A l'instar des Vies parallèles de Plutarque de Chéronée, celles-ci sont autant celles d'un moraliste que d'un historien.
Onfray, on aime ou pas, mais faute d'être un historien patenté, les faits sur lesquels il s'appuie pour sa démonstration sont néanmoins amplement documentés, avec force références à l'appui. Il ne se contente pas de "on dit" ou de supputations, pas plus qu'il ne passe sous silence ce qui pourrait infirmer l'avis qu'il défend.

Ainsi relève-t-il que la création et le succès d'un mythe tel que le gaullisme des origines a su l'incarner, pourvu qu'il soit étayé par une suite d'exemples vécus et probants, favorisera l'unité et la solidité d'une conscience collective nationale ; et Dieu sait si en 1945 notre pauvre pays en avait besoin !
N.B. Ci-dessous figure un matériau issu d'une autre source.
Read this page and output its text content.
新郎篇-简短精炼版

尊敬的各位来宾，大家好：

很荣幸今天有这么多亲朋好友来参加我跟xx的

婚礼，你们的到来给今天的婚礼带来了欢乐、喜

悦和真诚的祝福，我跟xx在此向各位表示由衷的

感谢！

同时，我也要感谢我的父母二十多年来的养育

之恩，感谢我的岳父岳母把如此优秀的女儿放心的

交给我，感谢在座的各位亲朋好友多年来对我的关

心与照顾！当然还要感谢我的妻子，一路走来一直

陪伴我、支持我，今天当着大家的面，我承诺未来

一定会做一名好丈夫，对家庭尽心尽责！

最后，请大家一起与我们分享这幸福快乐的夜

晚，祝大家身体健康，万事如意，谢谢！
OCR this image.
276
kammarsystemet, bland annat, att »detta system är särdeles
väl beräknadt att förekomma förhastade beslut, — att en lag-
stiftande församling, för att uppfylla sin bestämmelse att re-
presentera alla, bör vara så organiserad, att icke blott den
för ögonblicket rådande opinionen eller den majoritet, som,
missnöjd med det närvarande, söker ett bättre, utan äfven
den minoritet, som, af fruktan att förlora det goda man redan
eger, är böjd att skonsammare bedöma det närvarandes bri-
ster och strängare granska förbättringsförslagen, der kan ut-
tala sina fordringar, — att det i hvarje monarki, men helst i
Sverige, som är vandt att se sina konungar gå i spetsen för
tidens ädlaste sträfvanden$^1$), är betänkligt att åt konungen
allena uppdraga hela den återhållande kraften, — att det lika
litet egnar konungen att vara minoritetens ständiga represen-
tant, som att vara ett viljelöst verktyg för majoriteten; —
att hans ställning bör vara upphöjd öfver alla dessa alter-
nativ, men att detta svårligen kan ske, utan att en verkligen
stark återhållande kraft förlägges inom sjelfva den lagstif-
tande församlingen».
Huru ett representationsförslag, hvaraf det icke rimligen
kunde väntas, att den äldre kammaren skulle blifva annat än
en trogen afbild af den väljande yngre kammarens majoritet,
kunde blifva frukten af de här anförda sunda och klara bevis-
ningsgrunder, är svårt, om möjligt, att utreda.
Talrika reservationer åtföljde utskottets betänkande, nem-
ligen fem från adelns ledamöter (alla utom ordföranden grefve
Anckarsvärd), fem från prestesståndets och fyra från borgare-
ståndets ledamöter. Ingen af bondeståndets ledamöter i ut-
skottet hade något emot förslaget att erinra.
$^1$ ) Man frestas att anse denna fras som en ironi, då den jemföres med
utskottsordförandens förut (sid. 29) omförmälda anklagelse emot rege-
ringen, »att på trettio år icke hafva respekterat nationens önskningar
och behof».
L'ouvrage (400 pages) est divisé en dix-huit chapitres touchant tantôt à l'Histoire (la Résistance, l'Algérie, Mai 68...), tantôt à la biographie (le milieu, l'enfance, la jeunesse, ), ou à des catégories morales (la mystique, le souci, le mangeur...), ou encore à la politique (L'Europe, la Constitution, l'extrême droite...) et d'autres encore, le tableau est riche !
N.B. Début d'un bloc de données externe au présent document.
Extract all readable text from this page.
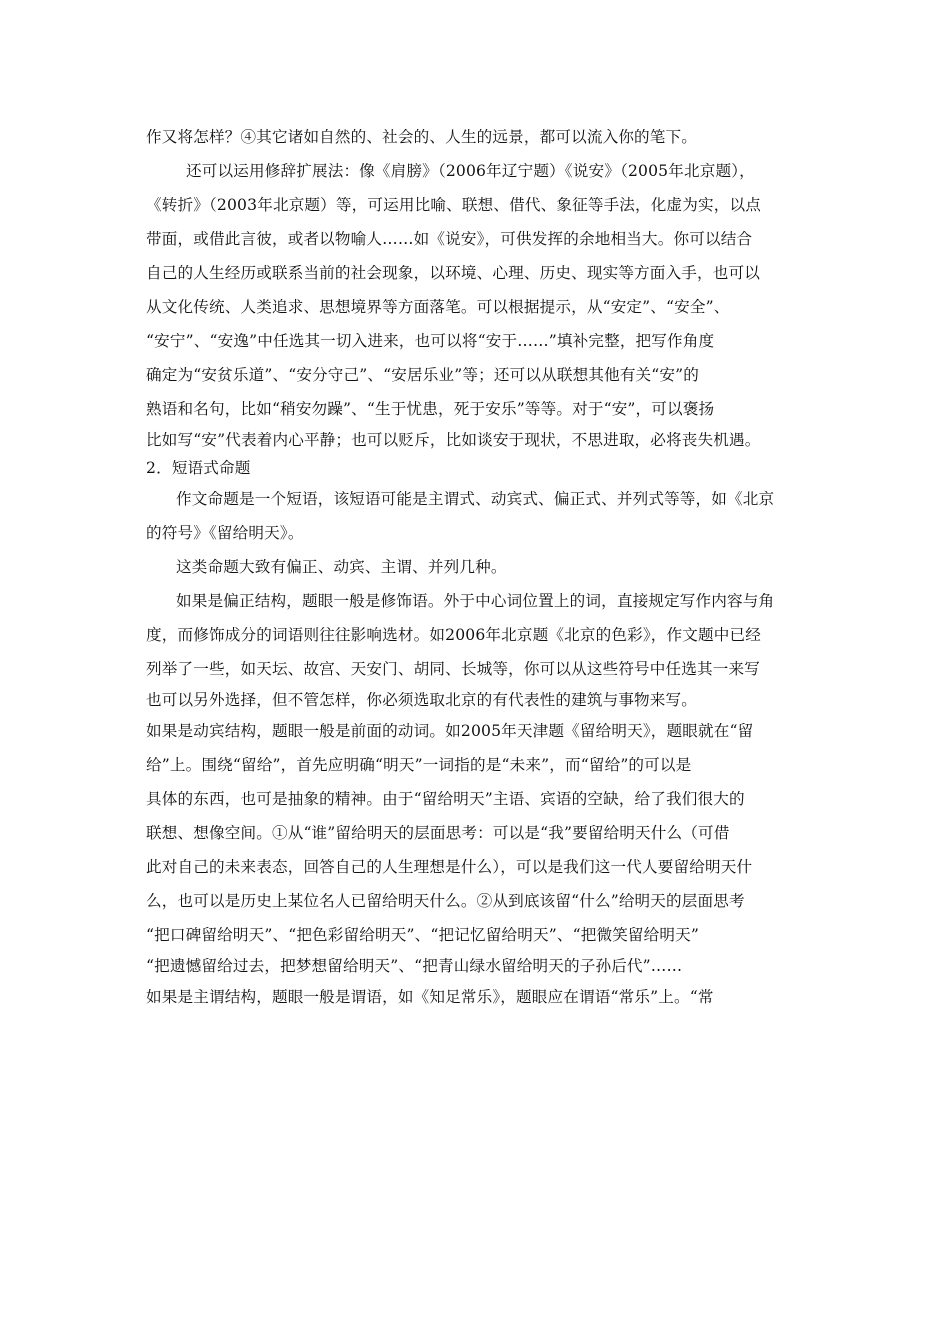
作又将怎样？④其它诸如自然的、社会的、人生的远景，都可以流入你的笔下。
还可以运用修辞扩展法：像《肩膀》（2006年辽宁题）《说安》（2005年北京题），
《转折》（2003年北京题）等，可运用比喻、联想、借代、象征等手法，化虚为实，以点
带面，或借此言彼，或者以物喻人……如《说安》，可供发挥的余地相当大。你可以结合
自己的人生经历或联系当前的社会现象，以环境、心理、历史、现实等方面入手，也可以
从文化传统、人类追求、思想境界等方面落笔。可以根据提示，从“安定”、“安全”、
“安宁”、“安逸”中任选其一切入进来，也可以将“安于……”填补完整，把写作角度
确定为“安贫乐道”、“安分守己”、“安居乐业”等；还可以从联想其他有关“安”的
熟语和名句，比如“稍安勿躁”、“生于忧患，死于安乐”等等。对于“安”，可以褒扬
比如写“安”代表着内心平静；也可以贬斥，比如谈安于现状，不思进取，必将丧失机遇。
2．短语式命题
作文命题是一个短语，该短语可能是主谓式、动宾式、偏正式、并列式等等，如《北京
的符号》《留给明天》。
这类命题大致有偏正、动宾、主谓、并列几种。
如果是偏正结构，题眼一般是修饰语。外于中心词位置上的词，直接规定写作内容与角
度，而修饰成分的词语则往往影响选材。如2006年北京题《北京的色彩》，作文题中已经
列举了一些，如天坛、故宫、天安门、胡同、长城等，你可以从这些符号中任选其一来写
也可以另外选择，但不管怎样，你必须选取北京的有代表性的建筑与事物来写。
如果是动宾结构，题眼一般是前面的动词。如2005年天津题《留给明天》，题眼就在“留
给”上。围绕“留给”，首先应明确“明天”一词指的是“未来”，而“留给”的可以是
具体的东西，也可是抽象的精神。由于“留给明天”主语、宾语的空缺，给了我们很大的
联想、想像空间。①从“谁”留给明天的层面思考：可以是“我”要留给明天什么（可借
此对自己的未来表态，回答自己的人生理想是什么），可以是我们这一代人要留给明天什
么，也可以是历史上某位名人已留给明天什么。②从到底该留“什么”给明天的层面思考
“把口碑留给明天”、“把色彩留给明天”、“把记忆留给明天”、“把微笑留给明天”
“把遗憾留给过去，把梦想留给明天”、“把青山绿水留给明天的子孙后代”……
如果是主谓结构，题眼一般是谓语，如《知足常乐》，题眼应在谓语“常乐”上。“常
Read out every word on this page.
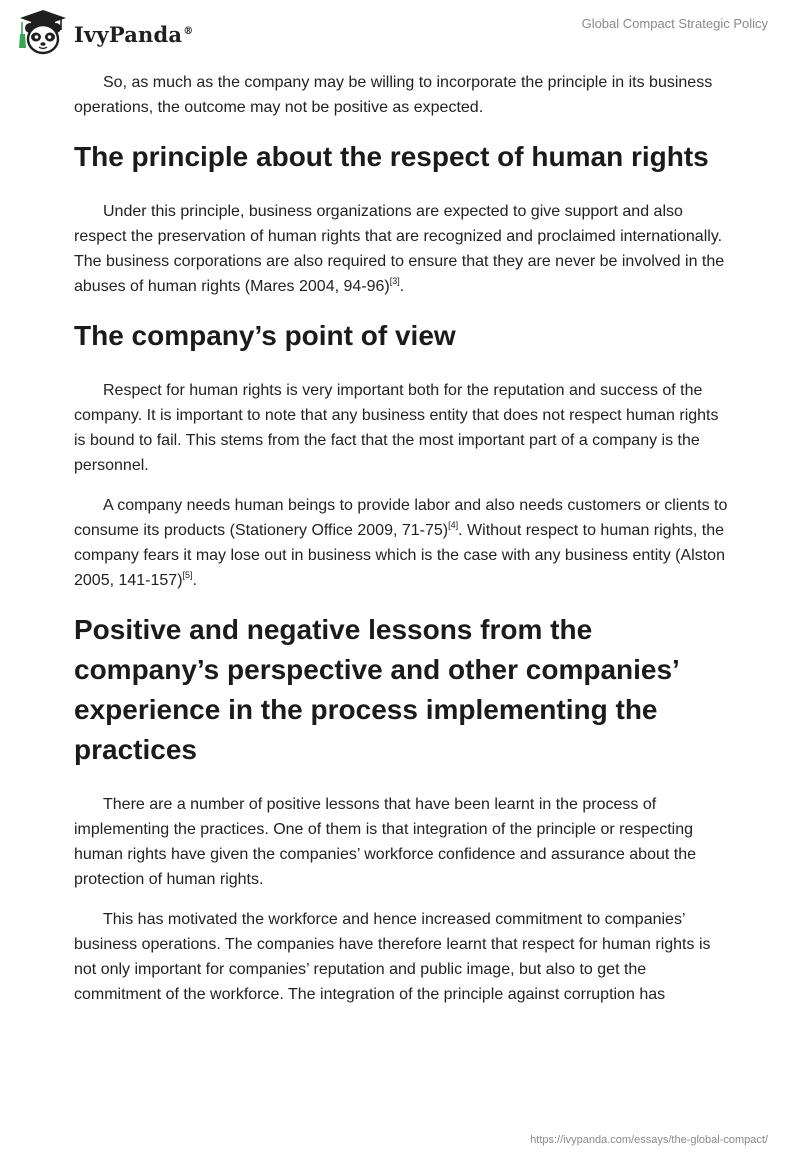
IvyPanda®	Global Compact Strategic Policy

So, as much as the company may be willing to incorporate the principle in its business operations, the outcome may not be positive as expected.

The principle about the respect of human rights

Under this principle, business organizations are expected to give support and also respect the preservation of human rights that are recognized and proclaimed internationally. The business corporations are also required to ensure that they are never be involved in the abuses of human rights (Mares 2004, 94-96)[3].

The company’s point of view

Respect for human rights is very important both for the reputation and success of the company. It is important to note that any business entity that does not respect human rights is bound to fail. This stems from the fact that the most important part of a company is the personnel.

A company needs human beings to provide labor and also needs customers or clients to consume its products (Stationery Office 2009, 71-75)[4]. Without respect to human rights, the company fears it may lose out in business which is the case with any business entity (Alston 2005, 141-157)[5].

Positive and negative lessons from the company’s perspective and other companies’ experience in the process implementing the practices

There are a number of positive lessons that have been learnt in the process of implementing the practices. One of them is that integration of the principle or respecting human rights have given the companies’ workforce confidence and assurance about the protection of human rights.

This has motivated the workforce and hence increased commitment to companies’ business operations. The companies have therefore learnt that respect for human rights is not only important for companies’ reputation and public image, but also to get the commitment of the workforce. The integration of the principle against corruption has

https://ivypanda.com/essays/the-global-compact/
On s'en doute, son champion en l'occurence est Charles de Gaulle, qui sort encore grandi à l'issue d'une confrontation sans doute accablante mais nécessaire, face à un arriviste caméléon qui aura tout fait, y compris le pire concernant un homme politique, , pourvu qu'il ait le pouvoir et qu'il le garde "quoi qu'il en coûte".
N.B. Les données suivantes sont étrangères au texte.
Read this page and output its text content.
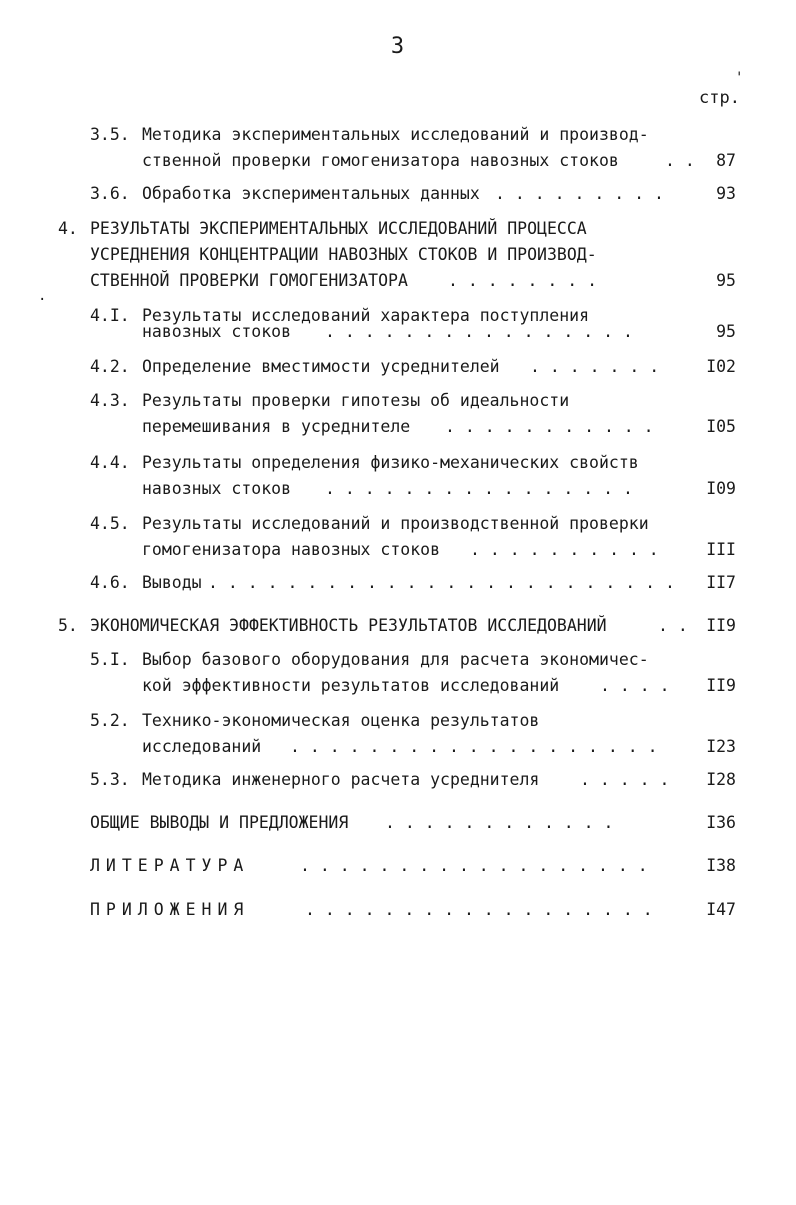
3
стр.
3.5. Методика экспериментальных исследований и производ-
ственной проверки гомогенизатора навозных стоков	. . 87
3.6. Обработка экспериментальных данных . . . . . . . . .	93
4. РЕЗУЛЬТАТЫ ЭКСПЕРИМЕНТАЛЬНЫХ ИССЛЕДОВАНИЙ ПРОЦЕССА
УСРЕДНЕНИЯ КОНЦЕНТРАЦИИ НАВОЗНЫХ СТОКОВ И ПРОИЗВОД-
СТВЕННОЙ ПРОВЕРКИ ГОМОГЕНИЗАТОРА . . . . . . . .	95
4.I. Результаты исследований характера поступления
навозных стоков . . . . . . . . . . . . . . . .	95
4.2. Определение вместимости усреднителей . . . . . . .	I02
4.3. Результаты проверки гипотезы об идеальности
перемешивания в усреднителе . . . . . . . . . . .	I05
4.4. Результаты определения физико-механических свойств
навозных стоков . . . . . . . . . . . . . . . .	I09
4.5. Результаты исследований и производственной проверки
гомогенизатора навозных стоков . . . . . . . . . .	III
4.6. Выводы . . . . . . . . . . . . . . . . . . . . . . . . II7
5. ЭКОНОМИЧЕСКАЯ ЭФФЕКТИВНОСТЬ РЕЗУЛЬТАТОВ ИССЛЕДОВАНИЙ	. . II9
5.I. Выбор базового оборудования для расчета экономичес-
кой эффективности результатов исследований . . . . II9
5.2. Технико-экономическая оценка результатов
исследований . . . . . . . . . . . . . . . . . . .	I23
5.3. Методика инженерного расчета усреднителя . . . . . I28
ОБЩИЕ ВЫВОДЫ И ПРЕДЛОЖЕНИЯ . . . . . . . . . . . .	I36
ЛИТЕРАТУРА	. . . . . . . . . . . . . . . . . .	I38
ПРИЛОЖЕНИЯ	. . . . . . . . . . . . . . . . . .	I47
·
'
Onfray enfonce le clou de ses accusations à coups de masse, de marteau-pilon, tant il a à coeur de démonter la machine mitterrandienne tout entière vouée à la prise du pouvoir et à sa conservation, à coups de mensonges, de reniements, de trahisons, de la part d'un Président de la République allant chercher régulièrement les lumières d'une astrologue (!!) afin d'orienter, de guider ses décisons politiques - qui engageaient la France ...
Michel Onfray se répète, encore et encore, quitte à lasser, par des rappels incessants à la biographie du personnage, enrichis au fur et à mesure par les nouveaux développements apportés par chaque chapitre...car, manifestement, notre auteur n'a pas envie qu'on oublie le moindre détail (et il y en a !).
Tout y passe à propos de ce caméléon florentin, les "engagements", les histoires de bouffe, de fesse, les petitesses. A vomir.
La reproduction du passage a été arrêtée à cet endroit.